Memang ada buku "Sudahkah Kita Tarbiyah?" Saya tulis buku itu -sekitar- delapan tahun yang lalu.

Di buku itu, saya melempar pertanyaan, 'sudahkah kita tarbiyah?'

Saya tulis pertanyaan itu di tengah suasana booming tarbiyah. Banyak hal dipengaruhi tarbiyah, pasar merespon positif aksi para aktivisnya, dan politik berpihak pada aktivitasnya.

Dalam suasana itu, saya tulis pertanyaan liar itu. Sebagian menyebut pertanyaan itu bagus. Sebagian bilang retoris. Yang lain bilang itu dalam dan butuh perenungan. Terserah. Bagi saya, itu pertanyaan liar, penuh emosi dan pertanyaan yang dibekap kekhawatiran.

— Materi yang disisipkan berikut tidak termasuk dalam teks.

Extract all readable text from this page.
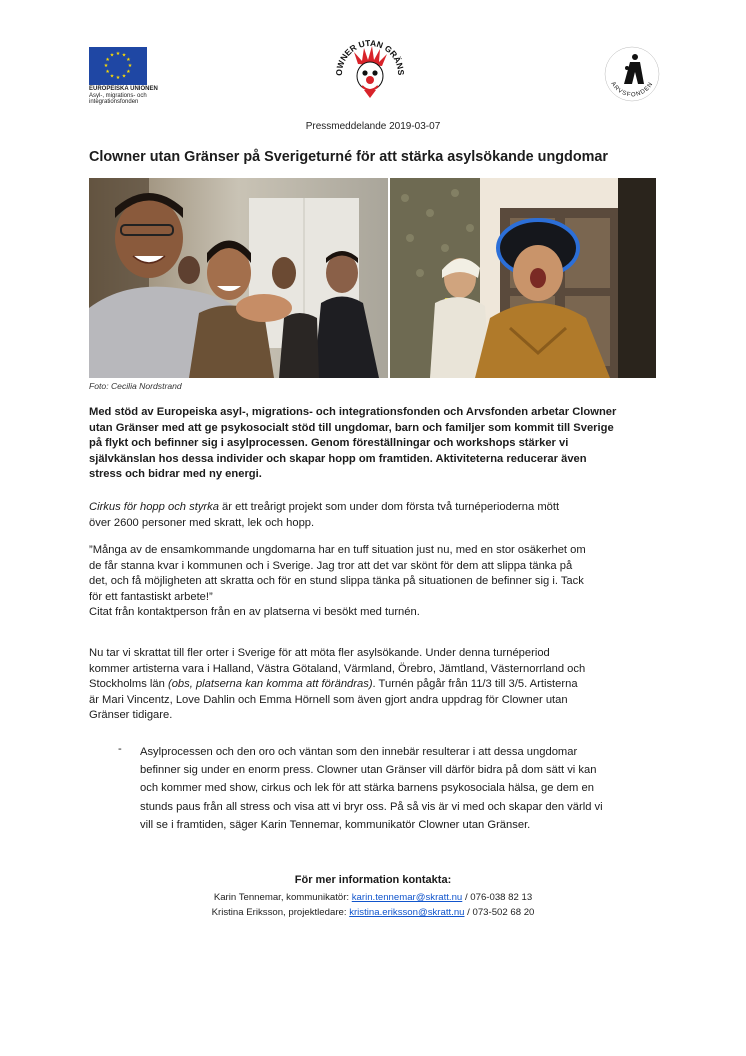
★ ★
★
★
★
★
★
★
★
★
★
★
EUROPEISKA UNIONEN
Asyl-, migrations- och
integrationsfonden
OWNER UTAN GRÄNS
ARVSFONDEN
Pressmeddelande 2019-03-07
Clowner utan Gränser på Sverigeturné för att stärka asylsökande ungdomar
Foto: Cecilia Nordstrand
Med stöd av Europeiska asyl-, migrations- och integrationsfonden och Arvsfonden arbetar Clowner
utan Gränser med att ge psykosocialt stöd till ungdomar, barn och familjer som kommit till Sverige
på flykt och befinner sig i asylprocessen. Genom föreställningar och workshops stärker vi
självkänslan hos dessa individer och skapar hopp om framtiden. Aktiviteterna reducerar även
stress och bidrar med ny energi.
Cirkus för hopp och styrka är ett treårigt projekt som under dom första två turnéperioderna mött
över 2600 personer med skratt, lek och hopp.
”Många av de ensamkommande ungdomarna har en tuff situation just nu, med en stor osäkerhet om
de får stanna kvar i kommunen och i Sverige. Jag tror att det var skönt för dem att slippa tänka på
det, och få möjligheten att skratta och för en stund slippa tänka på situationen de befinner sig i. Tack
för ett fantastiskt arbete!”
Citat från kontaktperson från en av platserna vi besökt med turnén.
Nu tar vi skrattat till fler orter i Sverige för att möta fler asylsökande. Under denna turnéperiod
kommer artisterna vara i Halland, Västra Götaland, Värmland, Örebro, Jämtland, Västernorrland och
Stockholms län (obs, platserna kan komma att förändras). Turnén pågår från 11/3 till 3/5. Artisterna
är Mari Vincentz, Love Dahlin och Emma Hörnell som även gjort andra uppdrag för Clowner utan
Gränser tidigare.
- Asylprocessen och den oro och väntan som den innebär resulterar i att dessa ungdomar
befinner sig under en enorm press. Clowner utan Gränser vill därför bidra på dom sätt vi kan
och kommer med show, cirkus och lek för att stärka barnens psykosociala hälsa, ge dem en
stunds paus från all stress och visa att vi bryr oss. På så vis är vi med och skapar den värld vi
vill se i framtiden, säger Karin Tennemar, kommunikatör Clowner utan Gränser.
För mer information kontakta:
Karin Tennemar, kommunikatör: karin.tennemar@skratt.nu / 076-038 82 13
Kristina Eriksson, projektledare: kristina.eriksson@skratt.nu / 073-502 68 20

Tidak terlalu sulit untuk sekadar kumpul-kumpul, makan-makan, haha-hihi, cerita-cerita, mencatat, mendengar dan didengar serta dibenarkan, dan liqo di suasana itu.

Tapi sudahkah kita tarbiyah?

Sudahkah kita terbuka terhadap perubahan? Sekenyal apa kita terhadap perubahan yang mungkin terjadi? Sudahkan kita bisa adil antara sikap tegas dan fleksible? Bagaimana kabar dari cadangan sikap proaktif kita? Apakah masih tersedia cukup luas ruang di dada kita untuk menerima sisi lain teman seiring yang kadang terasa tajam?

Sudahkah kita tarbiyah? Sekuat apa kita bisa mawas diri dan belajar dari kesalahan? Secerdas apa kita memandang ekspresi dan penampilan fisik yang ada itu?

Jika kita tak keluar dari kebiasaan-kebiasaan yang tak harus, penampilan-penampilan fisik yang periferal, atau idiom-idiom yang artifisial, dan lainnya, layak untuk kita benar-benar menjawab pertanyaan liar itu.

Sudahkah kita tarbiyah? Saya tulis itu di sekian tahun yang lalu dan di suasana yang berbeda.